Quand ta masse combat l’ouragan irrité,
C’est alors qu’il faut voir ton horrible beauté !
Athlète aux larges reins, sombre et plein de fierté,
Tu restes là debout, seul avec la tempête.
Vous ne pouvez vous vaincre en ce puissant effort,
Et vous semblez tous deux, quand la mer devient basse,
Arrêtant un moment la lutte qui vous lasse,
Vous éloigner un peu pour prendre de l’espace
Et pour voir de nouveau qui sera le plus fort !

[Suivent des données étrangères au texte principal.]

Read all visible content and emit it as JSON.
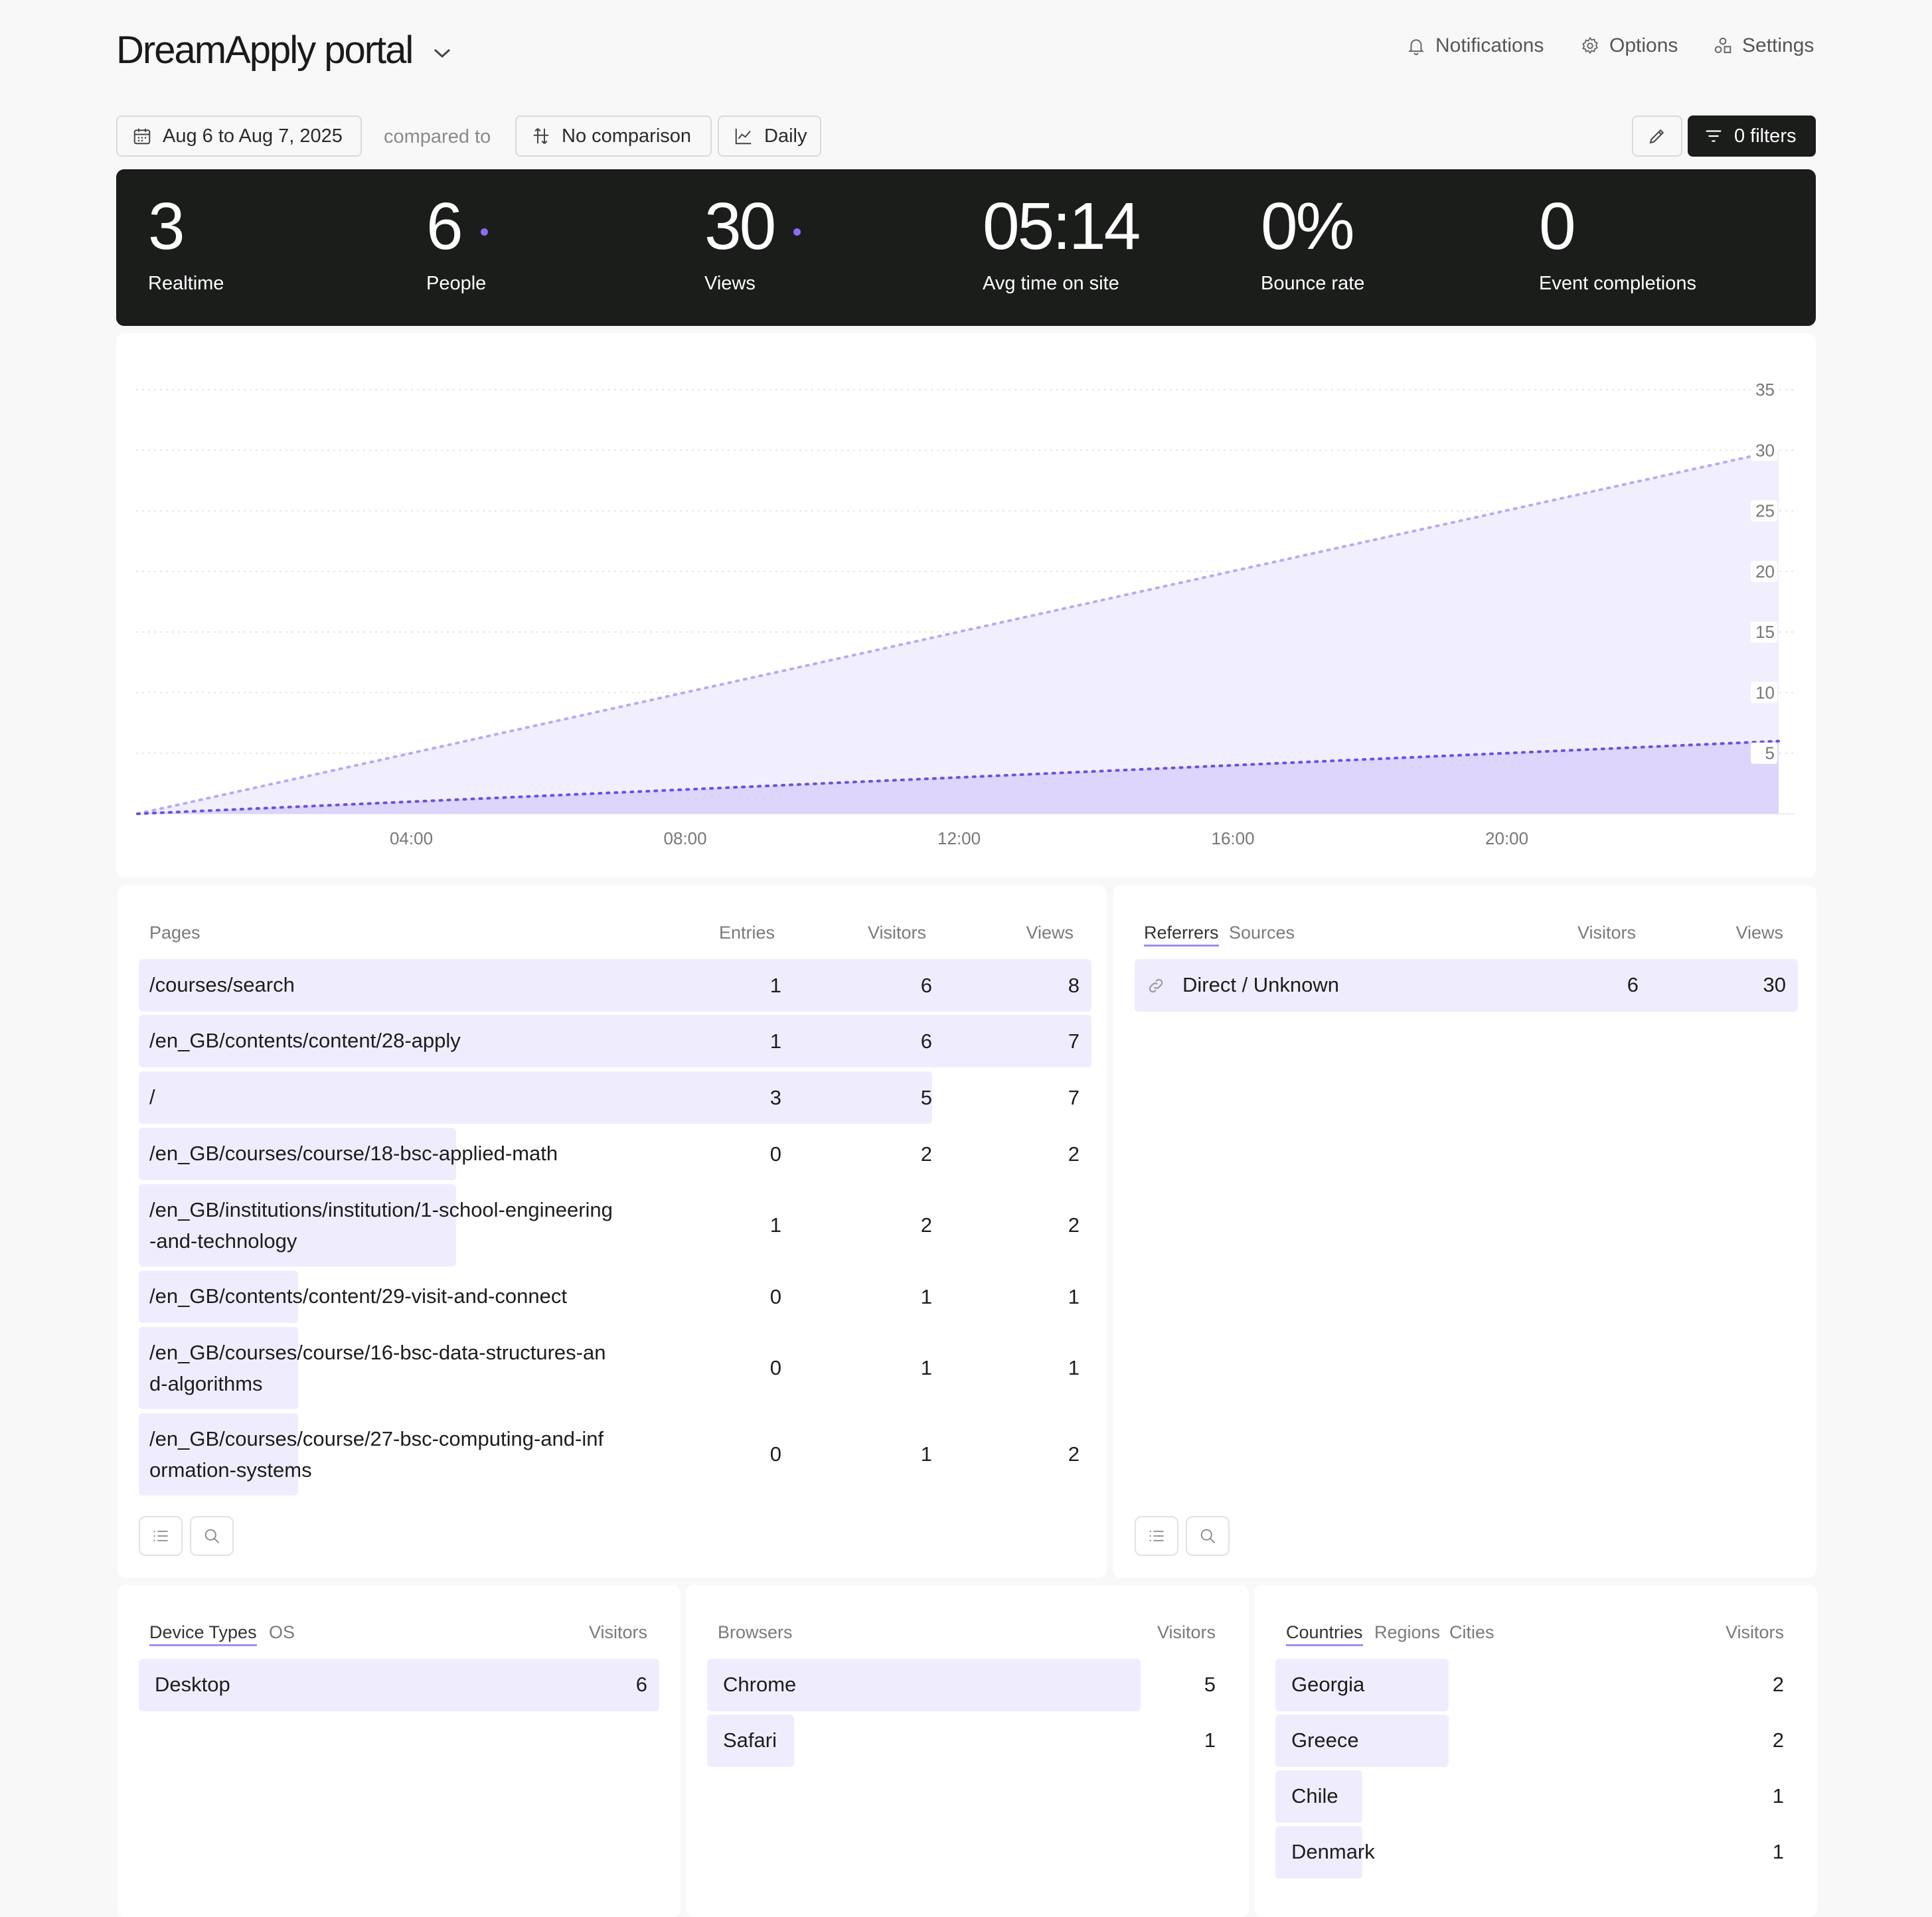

Sur tes rochers où fond l’onde tumultueuse,
Parmi les blancs esquifs sous tes murs balancés,
Et derrière ces forts, de canon hérissés,
Qui sont au sein des eaux tes gardes avancés.
Tu te montres de loin haute et majestueuse !
Ton aspect fait plaisir à l’œil des matelots.
Comme un vaisseau géant qui dans l’orage échoue,
De tes vastes remparts que la vague secoue,
Tu semblés, comme avec le tranchant d’une proue,
Battre la grande mer pour te remettre à flots.
Ô cité merveilleuse, ô beauté de nos grèves,
Quand la lune est cernée et pâle en se levant,
À te voir immobile au bord du flot mouvant,
Sous ton voile de brume où murmure le vent,
Indécise et muette, on dirait que tu rêves ;
La terre avec amour semble te retenir,
Et l’Océan jaloux, en frémissant d’ivresse,
Avec ses bras fougueux t’environne, te presse,
Et voudrait, en soupirs t’exprimant sa tendresse,
Dans son lit orageux te forcer à venir.
Peut-être quelque jour tu briseras ta chaîne,
Et, te laissant aller à ses bras caressants,
Tu redeviendras île ; et, dans leurs vœux pressants,
Tes filles au teint brun, aux yeux noirs ravissants,
Pleureront leurs amants de la rive prochaine ;
Leurs amants qui, le jour, n’attendront que le soir,
Qui, Léandres nouveaux, sur les vagues amères
Iront chercher l’objet de leurs douces chimères,
Et qui rendront les nuits bien tristes à leurs mères,
Quand le vent soufflera plus fort sous le ciel noir.